The two physician owners of a Houston-area mental health clinic were sentenced today to 148 months and 120 months respectively for their roles in a $97 million Medicare fraud scheme. A group home owner who sent residents to the clinic in exchange for kickbacks was also sentenced to 54 months in prison for her role. In addition to the prison sentences, U.S. District Judge Vanessa D. Gilmore of the Southern District of Texas ordered Sanjar and Sajadi to pay $8,058,612.39 in restitution, and Nunn to pay $1,885,667.41 in restitution.
Sanjar and Sajadi owned Spectrum, which purportedly provided partial hospitalization program (PHP) services. Evidence presented at trial showed that Sanjar and Sajadi signed admission documents and progress notes certifying that patients qualified for PHP services, when in fact, the patients did not qualify for or need PHP services. Sanjar and Sajadi also billed Medicare for PHP services when the beneficiaries were actually watching movies, coloring and playing games, which are not activities covered by Medicare.

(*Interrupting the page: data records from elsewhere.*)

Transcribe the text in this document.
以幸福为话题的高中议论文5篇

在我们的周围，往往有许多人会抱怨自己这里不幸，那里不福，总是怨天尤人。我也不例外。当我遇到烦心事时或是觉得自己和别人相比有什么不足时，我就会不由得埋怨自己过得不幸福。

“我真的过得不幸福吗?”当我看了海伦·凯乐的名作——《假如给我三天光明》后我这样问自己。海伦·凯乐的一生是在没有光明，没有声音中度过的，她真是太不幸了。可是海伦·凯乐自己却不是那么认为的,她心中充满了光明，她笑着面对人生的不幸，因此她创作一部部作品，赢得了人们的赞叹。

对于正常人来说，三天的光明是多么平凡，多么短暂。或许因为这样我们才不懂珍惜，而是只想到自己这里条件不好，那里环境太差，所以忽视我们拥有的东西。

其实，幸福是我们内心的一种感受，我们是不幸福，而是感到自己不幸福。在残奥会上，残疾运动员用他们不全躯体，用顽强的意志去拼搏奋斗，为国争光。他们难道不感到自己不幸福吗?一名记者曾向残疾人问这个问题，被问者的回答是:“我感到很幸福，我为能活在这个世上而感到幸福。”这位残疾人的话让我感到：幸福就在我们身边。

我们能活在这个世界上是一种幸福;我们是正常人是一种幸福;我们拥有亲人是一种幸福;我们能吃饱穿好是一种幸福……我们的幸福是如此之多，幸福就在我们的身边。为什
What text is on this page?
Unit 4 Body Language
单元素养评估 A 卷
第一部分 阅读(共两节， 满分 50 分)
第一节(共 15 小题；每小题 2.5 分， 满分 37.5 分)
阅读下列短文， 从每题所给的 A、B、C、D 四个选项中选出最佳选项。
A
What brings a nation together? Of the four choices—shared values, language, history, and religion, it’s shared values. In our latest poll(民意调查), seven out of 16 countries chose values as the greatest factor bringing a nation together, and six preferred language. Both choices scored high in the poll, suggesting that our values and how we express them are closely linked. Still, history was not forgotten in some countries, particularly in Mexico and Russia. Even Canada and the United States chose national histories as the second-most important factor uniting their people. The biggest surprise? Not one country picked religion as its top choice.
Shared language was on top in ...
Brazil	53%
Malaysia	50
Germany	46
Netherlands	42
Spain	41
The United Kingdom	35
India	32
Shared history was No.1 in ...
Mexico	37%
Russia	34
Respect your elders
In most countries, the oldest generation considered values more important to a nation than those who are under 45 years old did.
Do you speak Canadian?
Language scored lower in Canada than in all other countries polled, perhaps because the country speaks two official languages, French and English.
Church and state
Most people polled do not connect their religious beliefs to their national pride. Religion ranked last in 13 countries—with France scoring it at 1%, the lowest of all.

Sanjar and Sajadi paid kickbacks to group care home operators and patient recruiters in exchange for delivering ineligible Medicare beneficiaries to Spectrum. In some cases, the patients received a portion of those kickbacks.
According to evidence presented at trial, Spectrum billed Medicare for approximately $97 million in services that were not medically necessary and, in some cases, not provided.